Thursday, September 25, 2008

Painting

I grew up in a house with mainly white walls, including my bedroom, even though my brother was allowed to paint his. My parents threw me a bone and let me put up a wallpaper border, and finally I left for college (which had white dorm walls). For the first few years Steve and I were married we weren't allowed to paint the walls in our rental. So I'm kind of against white walls (including off-white) because of 25 years of color oppression, and when I say color it's not like I would have painted my walls lime green and eggplant (although I do like that combo). When we bought our first house the first thing I did (even before moving in) was to paint the entire first floor because the walls were white.

Side note: I think people keep things white because it's easy and goes with everything. If you've watched even one episode of any home-staging or flipping show you will learn that non-white pale neutral paint can do wonders to make a space look more appealing without over-personalizing it.

We've been in this house for a year and a half and downstairs is an earthy mix of browns and olive (except for the powder room). But upstairs is still almost all white and I realize that I'm never going to paint it myself at this rate. The foyer is particularly challenging because certain walls are two stories high and we have neither the ladder nor the inclination to be up that high to cut in.

This week I hired a guy from our church (Sean Kenny - website here) to do the work. For the foyer I liked a particular maize color (warm, rustic yellow) in a Pottery Barn pamphlet. I was shooting for a warm, gold color to coordinate with the adjacent olive and brown, but I also didn't want it to be too dark so I went with a paler shade of the maize so it would be more like parchment. I had the swatches up for days to view in different lights, asking anyone who came to the house to give their opinion.

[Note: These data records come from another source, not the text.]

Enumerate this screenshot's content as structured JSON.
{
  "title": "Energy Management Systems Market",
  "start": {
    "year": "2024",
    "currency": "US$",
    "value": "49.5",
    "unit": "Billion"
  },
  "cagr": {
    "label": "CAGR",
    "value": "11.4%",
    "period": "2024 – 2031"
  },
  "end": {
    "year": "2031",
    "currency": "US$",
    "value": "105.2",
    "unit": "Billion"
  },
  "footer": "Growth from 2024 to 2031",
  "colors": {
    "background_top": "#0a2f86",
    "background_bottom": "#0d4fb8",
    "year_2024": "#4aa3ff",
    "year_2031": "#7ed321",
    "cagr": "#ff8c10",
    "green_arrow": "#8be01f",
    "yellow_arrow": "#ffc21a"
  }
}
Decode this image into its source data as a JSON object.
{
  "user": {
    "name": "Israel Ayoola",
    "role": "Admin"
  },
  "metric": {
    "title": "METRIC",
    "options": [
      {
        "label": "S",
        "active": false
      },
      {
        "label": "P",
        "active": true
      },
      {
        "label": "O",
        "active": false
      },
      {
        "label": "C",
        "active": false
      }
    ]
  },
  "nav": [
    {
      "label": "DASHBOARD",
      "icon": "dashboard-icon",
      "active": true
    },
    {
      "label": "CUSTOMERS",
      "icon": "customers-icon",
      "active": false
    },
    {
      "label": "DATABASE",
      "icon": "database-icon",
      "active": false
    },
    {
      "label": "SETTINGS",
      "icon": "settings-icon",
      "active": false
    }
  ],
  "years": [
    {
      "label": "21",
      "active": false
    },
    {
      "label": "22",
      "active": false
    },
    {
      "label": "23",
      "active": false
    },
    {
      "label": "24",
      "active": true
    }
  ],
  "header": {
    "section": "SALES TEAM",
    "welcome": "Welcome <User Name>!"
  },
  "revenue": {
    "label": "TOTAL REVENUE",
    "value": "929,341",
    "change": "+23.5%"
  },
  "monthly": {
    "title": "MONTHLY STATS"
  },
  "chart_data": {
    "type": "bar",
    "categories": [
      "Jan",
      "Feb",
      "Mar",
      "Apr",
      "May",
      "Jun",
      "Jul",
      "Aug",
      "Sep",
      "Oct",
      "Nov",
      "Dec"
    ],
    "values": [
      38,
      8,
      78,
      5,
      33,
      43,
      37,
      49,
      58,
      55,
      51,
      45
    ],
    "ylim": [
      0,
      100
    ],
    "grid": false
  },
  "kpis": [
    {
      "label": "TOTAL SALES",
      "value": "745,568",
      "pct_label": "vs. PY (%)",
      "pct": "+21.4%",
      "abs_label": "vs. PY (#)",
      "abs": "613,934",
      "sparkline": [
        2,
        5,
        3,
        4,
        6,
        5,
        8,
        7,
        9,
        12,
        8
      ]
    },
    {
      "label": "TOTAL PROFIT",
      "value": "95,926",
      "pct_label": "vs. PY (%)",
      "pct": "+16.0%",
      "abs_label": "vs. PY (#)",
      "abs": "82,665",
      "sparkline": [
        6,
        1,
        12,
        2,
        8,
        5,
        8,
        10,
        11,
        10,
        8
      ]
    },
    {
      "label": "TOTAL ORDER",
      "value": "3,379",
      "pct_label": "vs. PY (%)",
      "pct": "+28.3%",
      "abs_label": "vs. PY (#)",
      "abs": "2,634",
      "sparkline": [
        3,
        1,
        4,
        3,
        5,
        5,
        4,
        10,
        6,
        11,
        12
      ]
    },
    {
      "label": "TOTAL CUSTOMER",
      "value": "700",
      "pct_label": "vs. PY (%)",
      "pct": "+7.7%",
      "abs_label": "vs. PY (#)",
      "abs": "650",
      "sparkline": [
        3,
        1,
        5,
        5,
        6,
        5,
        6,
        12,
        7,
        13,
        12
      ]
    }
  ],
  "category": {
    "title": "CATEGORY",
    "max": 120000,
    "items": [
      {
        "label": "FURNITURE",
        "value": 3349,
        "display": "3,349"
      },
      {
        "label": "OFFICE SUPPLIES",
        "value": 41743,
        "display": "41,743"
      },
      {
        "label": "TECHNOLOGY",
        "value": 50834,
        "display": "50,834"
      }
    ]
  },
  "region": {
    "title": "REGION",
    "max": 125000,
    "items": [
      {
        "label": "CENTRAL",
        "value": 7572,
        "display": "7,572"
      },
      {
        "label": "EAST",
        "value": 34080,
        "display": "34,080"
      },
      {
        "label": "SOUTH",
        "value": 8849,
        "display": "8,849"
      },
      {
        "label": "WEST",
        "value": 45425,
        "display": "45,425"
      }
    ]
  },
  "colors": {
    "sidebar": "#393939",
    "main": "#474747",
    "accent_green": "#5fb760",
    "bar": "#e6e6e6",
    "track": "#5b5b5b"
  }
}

But when Sean started cutting in it looked absolutely sunny, like it should have been paired with French blue in a country kitchen. The reality hit me that pale maize = buttery yellow and was definitely not the earthy, subtle look I was going for. I tried to live with it for about 10 minutes, but even with all the lights turned off it was absolutely glowing with cheer.

Now I am "that customer": picky, can't make up her mind, doesn't know what she wants, clock ticking. So together we picked out a new color (khaki, very safe) and over lunch Sean took the paint back and had it tinted some more. Bless his heart, and the little paint-tintin' hearts at Sherwin Williams. I love the new color.